O tema que você toca no começo de uma canção é o território, e aquilo que vem depois, e que pode ter muito pouco a ver com o primeiro, é a verdadeira aventura” – Ornette Coleman

Dicas para a leitura do texto:

  1. Ouça a música e depois leia o texto;
  2. Ouça a música enquanto lê o texto;
  3. Leia o texto no mais absoluto silêncio e depois ouça a música;
  4. Del capo et finit;

* Este texto pode ser lido como se fossem notas em uma partitura, ou uma canção que se escuta de olhos fechados (leia de olhos fechados estas linhas musicais!)

Clarinet, Gil Mayers
Clarinet, Gil Mayers

Deleuze e Guattari assim definem a filosofia: criação de conceitos (veja aqui). Sai de cena o filósofo contemplador, admirador (que, como Tales, cai no buraco por ficar olhando as estrelas). Agora o filósofo é um experimentador, um alquimista, um louco talvez com sua razão inadequada, perambulando e inventando conceitos, fazendo novas conexões, linhas de fuga. O filósofo é agora um músico de jazz improvisando melodias!

Seguiremos com Deleuze e Guattari apenas para abandoná-los, seu tema exige variação, são cadências onde improvisamos a nós mesmos. Mas antes nos deixaremos ser contaminados por sua filosofia, contagiados por sua vibrações; tocaremos sua música, ressoando com outros conceitos, e buscaremos entender o que querem dizer com ritornelo.

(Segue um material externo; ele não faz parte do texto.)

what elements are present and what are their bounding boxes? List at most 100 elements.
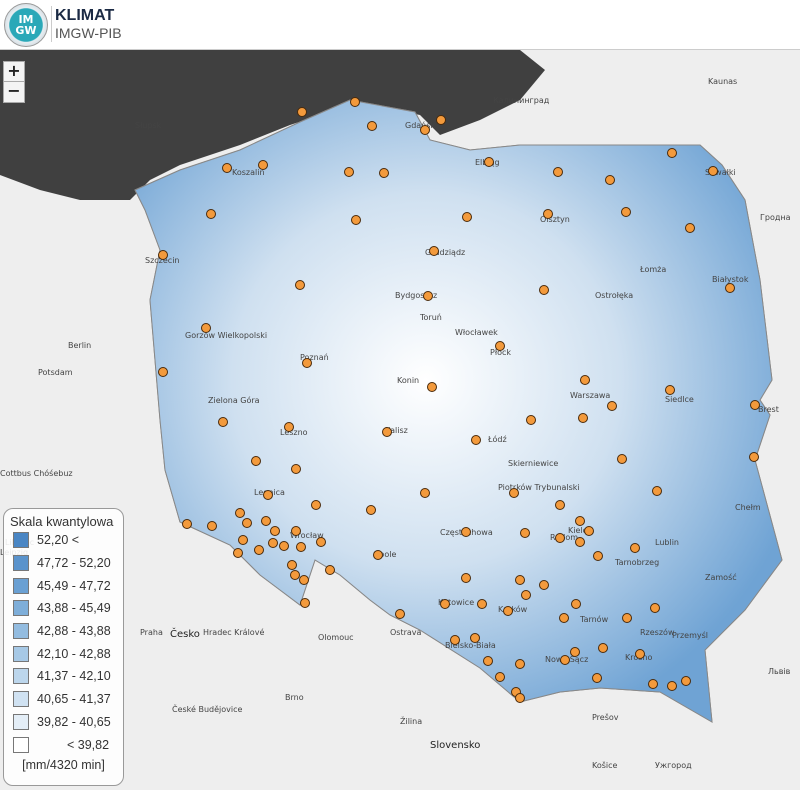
station-marker[interactable] <box>621 207 631 217</box>
station-marker[interactable] <box>366 505 376 515</box>
station-marker[interactable] <box>652 486 662 496</box>
station-marker[interactable] <box>462 212 472 222</box>
station-marker[interactable] <box>295 280 305 290</box>
station-marker[interactable] <box>560 655 570 665</box>
station-marker[interactable] <box>291 464 301 474</box>
station-marker[interactable] <box>607 401 617 411</box>
station-marker[interactable] <box>580 375 590 385</box>
station-marker[interactable] <box>440 599 450 609</box>
imgw-logo[interactable]: IM GW <box>4 3 48 47</box>
station-marker[interactable] <box>515 575 525 585</box>
station-marker[interactable] <box>484 157 494 167</box>
station-marker[interactable] <box>667 148 677 158</box>
station-marker[interactable] <box>555 500 565 510</box>
station-marker[interactable] <box>584 526 594 536</box>
station-marker[interactable] <box>351 215 361 225</box>
station-marker[interactable] <box>450 635 460 645</box>
station-marker[interactable] <box>571 599 581 609</box>
station-marker[interactable] <box>559 613 569 623</box>
station-marker[interactable] <box>461 573 471 583</box>
station-marker[interactable] <box>201 323 211 333</box>
station-marker[interactable] <box>206 209 216 219</box>
station-marker[interactable] <box>325 565 335 575</box>
station-marker[interactable] <box>436 115 446 125</box>
station-marker[interactable] <box>553 167 563 177</box>
station-marker[interactable] <box>539 580 549 590</box>
map-svg[interactable]: SłupskGdańskKoszalinКалининградElblągSuw… <box>0 50 800 790</box>
station-marker[interactable] <box>461 527 471 537</box>
station-marker[interactable] <box>750 400 760 410</box>
station-marker[interactable] <box>297 107 307 117</box>
station-marker[interactable] <box>300 598 310 608</box>
station-marker[interactable] <box>575 516 585 526</box>
station-marker[interactable] <box>555 533 565 543</box>
station-marker[interactable] <box>427 382 437 392</box>
station-marker[interactable] <box>302 358 312 368</box>
station-marker[interactable] <box>291 526 301 536</box>
station-marker[interactable] <box>708 166 718 176</box>
station-marker[interactable] <box>521 590 531 600</box>
station-marker[interactable] <box>420 488 430 498</box>
station-marker[interactable] <box>503 606 513 616</box>
station-marker[interactable] <box>270 526 280 536</box>
station-marker[interactable] <box>182 519 192 529</box>
station-marker[interactable] <box>238 535 248 545</box>
station-marker[interactable] <box>251 456 261 466</box>
station-marker[interactable] <box>650 603 660 613</box>
station-marker[interactable] <box>158 250 168 260</box>
station-marker[interactable] <box>218 417 228 427</box>
station-marker[interactable] <box>648 679 658 689</box>
station-marker[interactable] <box>515 659 525 669</box>
station-marker[interactable] <box>395 609 405 619</box>
station-marker[interactable] <box>495 341 505 351</box>
station-marker[interactable] <box>575 537 585 547</box>
station-marker[interactable] <box>367 121 377 131</box>
station-marker[interactable] <box>287 560 297 570</box>
station-marker[interactable] <box>605 175 615 185</box>
station-marker[interactable] <box>268 538 278 548</box>
station-marker[interactable] <box>570 647 580 657</box>
station-marker[interactable] <box>471 435 481 445</box>
station-marker[interactable] <box>630 543 640 553</box>
station-marker[interactable] <box>290 570 300 580</box>
station-marker[interactable] <box>242 518 252 528</box>
station-marker[interactable] <box>685 223 695 233</box>
station-marker[interactable] <box>382 427 392 437</box>
station-marker[interactable] <box>483 656 493 666</box>
station-marker[interactable] <box>350 97 360 107</box>
station-marker[interactable] <box>592 673 602 683</box>
station-marker[interactable] <box>495 672 505 682</box>
station-marker[interactable] <box>233 548 243 558</box>
station-marker[interactable] <box>598 643 608 653</box>
station-marker[interactable] <box>593 551 603 561</box>
station-marker[interactable] <box>477 599 487 609</box>
station-marker[interactable] <box>749 452 759 462</box>
station-marker[interactable] <box>158 367 168 377</box>
station-marker[interactable] <box>526 415 536 425</box>
station-marker[interactable] <box>379 168 389 178</box>
station-marker[interactable] <box>222 163 232 173</box>
station-marker[interactable] <box>311 500 321 510</box>
station-marker[interactable] <box>316 537 326 547</box>
station-marker[interactable] <box>515 693 525 703</box>
station-marker[interactable] <box>520 528 530 538</box>
station-marker[interactable] <box>279 541 289 551</box>
station-marker[interactable] <box>284 422 294 432</box>
station-marker[interactable] <box>344 167 354 177</box>
station-marker[interactable] <box>539 285 549 295</box>
station-marker[interactable] <box>235 508 245 518</box>
station-marker[interactable] <box>681 676 691 686</box>
zoom-in-button[interactable]: + <box>3 61 25 83</box>
station-marker[interactable] <box>617 454 627 464</box>
station-marker[interactable] <box>258 160 268 170</box>
map-canvas[interactable]: SłupskGdańskKoszalinКалининградElblągSuw… <box>0 50 800 790</box>
station-marker[interactable] <box>667 681 677 691</box>
station-marker[interactable] <box>423 291 433 301</box>
station-marker[interactable] <box>207 521 217 531</box>
station-marker[interactable] <box>263 490 273 500</box>
station-marker[interactable] <box>509 488 519 498</box>
station-marker[interactable] <box>622 613 632 623</box>
station-marker[interactable] <box>261 516 271 526</box>
station-marker[interactable] <box>470 633 480 643</box>
station-marker[interactable] <box>373 550 383 560</box>
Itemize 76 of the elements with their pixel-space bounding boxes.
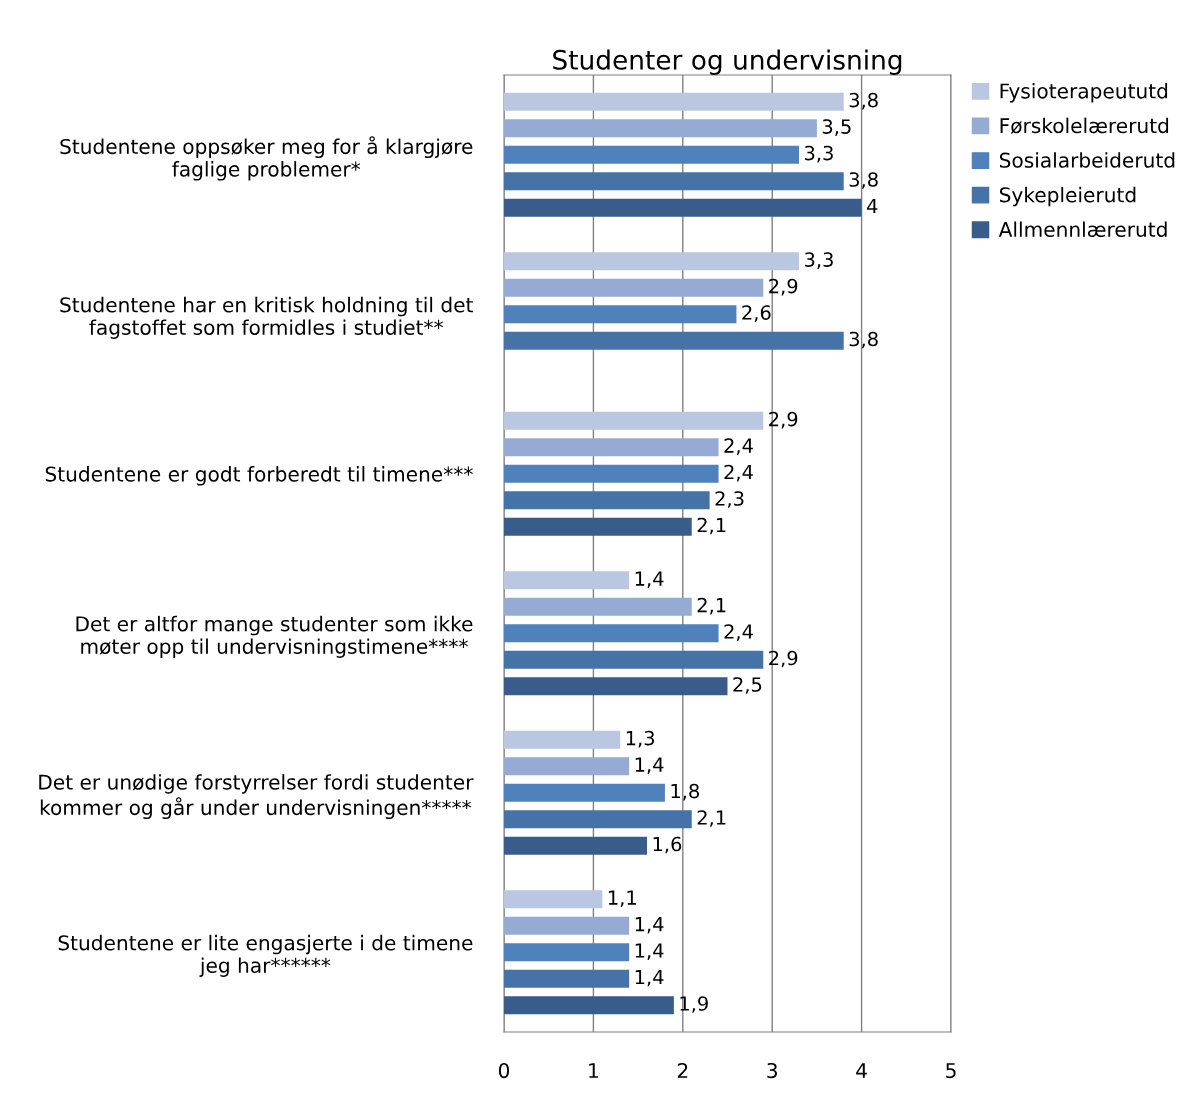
data-label: 1,4 <box>635 757 664 774</box>
data-label: 3,8 <box>849 331 878 349</box>
bar <box>504 198 862 217</box>
data-label: 2,4 <box>724 464 753 482</box>
bar <box>504 517 692 536</box>
bar <box>504 491 710 510</box>
bar <box>504 411 764 430</box>
chart-title: Studenter og undervisning <box>553 49 902 75</box>
data-label: 2,9 <box>769 650 798 668</box>
data-label: 1,9 <box>680 996 708 1013</box>
data-label: 4 <box>867 198 878 214</box>
y-tick-label: Studentene oppsøker meg for å klargjøre faglige problemer* <box>60 136 473 181</box>
data-label: 2,5 <box>733 677 762 694</box>
data-label: 3,8 <box>849 92 878 110</box>
data-label: 1,3 <box>626 730 655 748</box>
bar <box>504 119 817 138</box>
bar <box>504 624 719 643</box>
bar <box>504 278 764 297</box>
x-tick-label: 4 <box>856 1063 867 1078</box>
x-tick-label: 3 <box>767 1062 777 1079</box>
legend-label: Sosialarbeiderutd <box>999 152 1175 168</box>
legend-label: Førskolelærerutd <box>1000 117 1169 134</box>
data-label: 2,9 <box>769 411 798 429</box>
bar <box>504 757 630 776</box>
bar <box>504 92 844 111</box>
data-label: 2,6 <box>742 305 771 322</box>
bar <box>504 783 665 802</box>
legend-label: Fysioterapeututd <box>1000 83 1168 103</box>
x-tick-label: 5 <box>946 1063 956 1079</box>
data-label: 1,8 <box>671 783 699 801</box>
bar <box>504 969 630 988</box>
bar <box>504 145 800 164</box>
bar <box>504 305 737 324</box>
data-label: 3,5 <box>822 119 851 136</box>
data-label: 3,3 <box>804 252 833 269</box>
legend-label: Sykepleierutd <box>999 186 1136 207</box>
bar <box>504 331 844 350</box>
bar <box>504 730 621 749</box>
data-label: 1,4 <box>635 943 664 960</box>
y-tick-label: Studentene er lite engasjerte i de timene jeg har****** <box>58 934 473 977</box>
bar <box>504 597 692 616</box>
bar <box>504 252 800 271</box>
bar <box>504 996 674 1015</box>
data-label: 2,1 <box>697 810 726 827</box>
data-label: 2,1 <box>697 517 726 535</box>
data-label: 1,4 <box>635 916 664 934</box>
bar <box>504 650 764 669</box>
x-tick-label: 2 <box>677 1062 688 1078</box>
bar <box>504 464 719 483</box>
data-label: 2,9 <box>769 278 798 296</box>
y-tick-label: Studentene har en kritisk holdning til det fagstoffet som formidles i studiet** <box>60 296 473 339</box>
data-label: 1,4 <box>635 969 664 987</box>
bar <box>504 943 630 962</box>
bar <box>504 571 630 590</box>
bar <box>504 172 844 191</box>
bar <box>504 916 630 935</box>
data-label: 1,1 <box>608 890 636 907</box>
data-label: 1,4 <box>635 571 664 588</box>
bar <box>504 438 719 457</box>
bar <box>504 677 728 696</box>
data-label: 2,4 <box>724 438 753 455</box>
data-label: 2,4 <box>724 624 753 641</box>
bar <box>504 810 692 829</box>
y-tick-label: Det er unødige forstyrrelser fordi studenter kommer og går under undervisningen***** <box>39 774 474 820</box>
data-label: 1,6 <box>653 836 682 854</box>
data-label: 2,3 <box>715 491 744 508</box>
x-tick-label: 1 <box>589 1063 598 1078</box>
bar <box>504 836 648 855</box>
bar <box>504 890 603 909</box>
x-tick-label: 0 <box>498 1062 510 1079</box>
legend-label: Allmennlærerutd <box>998 221 1167 238</box>
data-label: 3,3 <box>804 145 833 163</box>
y-tick-label: Studentene er godt forberedt til timene*** <box>45 466 473 486</box>
data-label: 2,1 <box>697 597 726 615</box>
y-tick-label: Det er altfor mange studenter som ikke møter opp til undervisningstimene**** <box>76 615 473 658</box>
data-label: 3,8 <box>849 172 878 189</box>
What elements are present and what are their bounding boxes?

Criamos ao menos um conceito muito importante: o de ritornelo” – Deleuze, Abecedário

Seguindo primeiramente a linha da mais absoluta didática, podemos separar o ritornelo em três momentos não consecutivos (ora… ora… ora…):

  • Ora se sai do caos para constituir um território, ou seja, um agenciamento territorial. “Uma criança, no escuro, tomada de medo, tranquiliza-se cantarolando […] Esta é como o esboço de um centro estável e calmo, estabilizador e calmante, no seio do caos” (Deleuze & Guattari, Mil Platôs 4);
  • Ora se organiza um agenciamento, traçando um território em torna de um centro delimitado. “Foi preciso traçar um círculo em torno do centro frágil e incerto, organizar um espaço limitado […] componentes para a organização de um espaço, e não mais para a determinação momentânea de um centro. Eis que as forças do caos são mantidas no exterior tanto quanto possível, e o espaço interior protege as forças germinativa de uma tarefa a ser cumprida, de uma obra a ser feita” (Deleuze & Guattari, Mil Platôs 4);
  • Ora se abandona este centro do agenciamento territorial e se sai em busca de outros agenciamentos. “Agora, enfim, entreabrimos o círculo, nós o abrimos, deixamos alguém entrar, chamamos alguém, ou então nós mesmos vamos para fora, nos lançamos […] Dessa vez é para ir ao encontro de forças do futuro, forças cósmicas. Lançamo-nos, arriscamos uma improvisação. Mas improvisar é ir de encontro ao Mundo, ou confundir-se com ele” (Deleuze & Guattari, Mil Platôs 4);

São nestes três aspectos que o ritornelo se constitui, não são fases são ênfases: territorialização, desterritorialização, reterritorialização. Sempre se habita um destes momentos, mas eles se interpenetram. O ritornelo é um ponto em um buraco negro, é a criação de um centro no caos (ou Caosmos); construção de um território onde se sinta em casa; e enfim é um lançar-se, abandonar-se, improvisar-se. Abre-se uma clareira dentro da floresta, constroi-se uma cabana, mas todos os dias se sai para caçar, ou ir à cachoeira, ou escalar uma montanha.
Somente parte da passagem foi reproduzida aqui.